Attendance file: "10.Trung"

One has a space after the period. One doesn't. Same class. Different key. No merge.

The fix: normalize sheet names before comparing. Strip all spaces, lowercase everything. "10. Trung" and "10.Trung" both become "10trung". Match.

It's the kind of bug that makes you stare at your screen for a while before you realize you're looking at a whitespace character.


## What We Actually Built Today

By end of day, the import pipeline does this:

  1. >Upload any Excel file → system auto-detects which month(s) it belongs to
  2. >Separates data into staging buckets, one per month
  3. >Fee statements: students, fees, attendance records
  4. >Attendance files: class schedules, full teacher names (normalized)
  5. >Review page: three tabs — Classes, Students, Warnings
  6. >Merge logic: class info from attendance files enriches fee statement data
  7. >Confirm → writes to Production
  8. >Re-import button if you discover errors after confirming

Also: the old "type the month manually" input is gone. The file knows what month it is. We just ask it.
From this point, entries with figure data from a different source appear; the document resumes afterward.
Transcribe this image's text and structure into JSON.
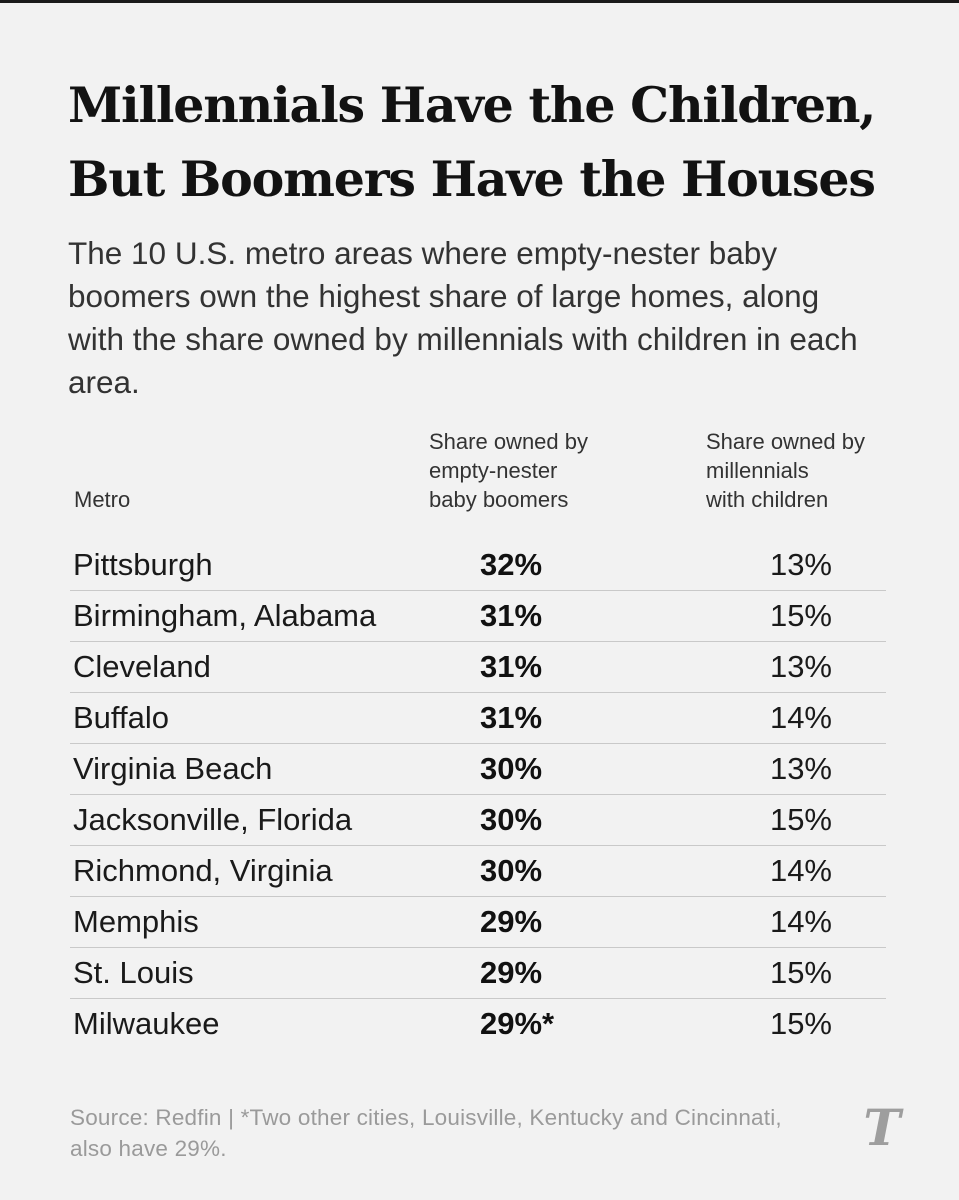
{
  "headline": {
    "line1": "Millennials Have the Children,",
    "line2": "But Boomers Have the Houses"
  },
  "subhead": "The 10 U.S. metro areas where empty-nester baby boomers own the highest share of large homes, along with the share owned by millennials with children in each area.",
  "chart_data": {
    "type": "table",
    "title": "Millennials Have the Children, But Boomers Have the Houses",
    "columns": [
      "Metro",
      "Share owned by\nempty-nester\nbaby boomers",
      "Share owned by\nmillennials\nwith children"
    ],
    "rows": [
      {
        "metro": "Pittsburgh",
        "boomers": "32%",
        "millennials": "13%"
      },
      {
        "metro": "Birmingham, Alabama",
        "boomers": "31%",
        "millennials": "15%"
      },
      {
        "metro": "Cleveland",
        "boomers": "31%",
        "millennials": "13%"
      },
      {
        "metro": "Buffalo",
        "boomers": "31%",
        "millennials": "14%"
      },
      {
        "metro": "Virginia Beach",
        "boomers": "30%",
        "millennials": "13%"
      },
      {
        "metro": "Jacksonville, Florida",
        "boomers": "30%",
        "millennials": "15%"
      },
      {
        "metro": "Richmond, Virginia",
        "boomers": "30%",
        "millennials": "14%"
      },
      {
        "metro": "Memphis",
        "boomers": "29%",
        "millennials": "14%"
      },
      {
        "metro": "St. Louis",
        "boomers": "29%",
        "millennials": "15%"
      },
      {
        "metro": "Milwaukee",
        "boomers": "29%*",
        "millennials": "15%"
      }
    ]
  },
  "footer": {
    "source": "Source: Redfin | *Two other cities, Louisville, Kentucky and Cincinnati, also have 29%.",
    "logo": "T",
    "logo_icon": "nyt-logo-icon"
  },
  "colors": {
    "background": "#f2f2f2",
    "text": "#1a1a1a",
    "muted": "#9a9a9a",
    "rule": "#c9c9c9"
  }
}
## The Number That Checked Out

At the end of the day, the system reported: 29 classes, 408 students for February 2026.

I ran the numbers manually against the raw Excel. Cross-referencing sheet by sheet, student by student.

29 classes. 408 students. ✓

The 10 "missing" classes? Template sheets with Tháng 12 in the header — placeholder sheets from three months ago with no real data. The parser correctly ignored them.

It's a small thing. But when a number you computed matches a number you counted by hand, something settles.


## One Bug Still Open

The teacher names aren't showing up in the review page yet. The parser reads them correctly — I verified it locally. The staging document exists in Firestore. But the merge isn't triggering.

Root cause, narrowed down tonight: a TypeScript type issue. unknown[] doesn't play nicely with .slice() at runtime. The hasRealDates check that gates the whole merge was silently returning false for every sheet.

Fix pushed. Deploy in progress. Test tomorrow.


## The Thing About Building for Real People

Dũng is going to use this. Not in a "maybe someday" way. In a "next month's attendance sheets are due" way.

That changes how you think about bugs. A parser that miscounts students isn't a test failure. It's a number Dũng trusts, puts in a report, tells parents about.

I've built a lot of things nobody ever really used. This one has a deadline and a face attached to it.

That's uncomfortable in the best possible way.


Total commits today: 17. Tasks completed: 049A through 049I. One bug open. One very tired designer-who-codes.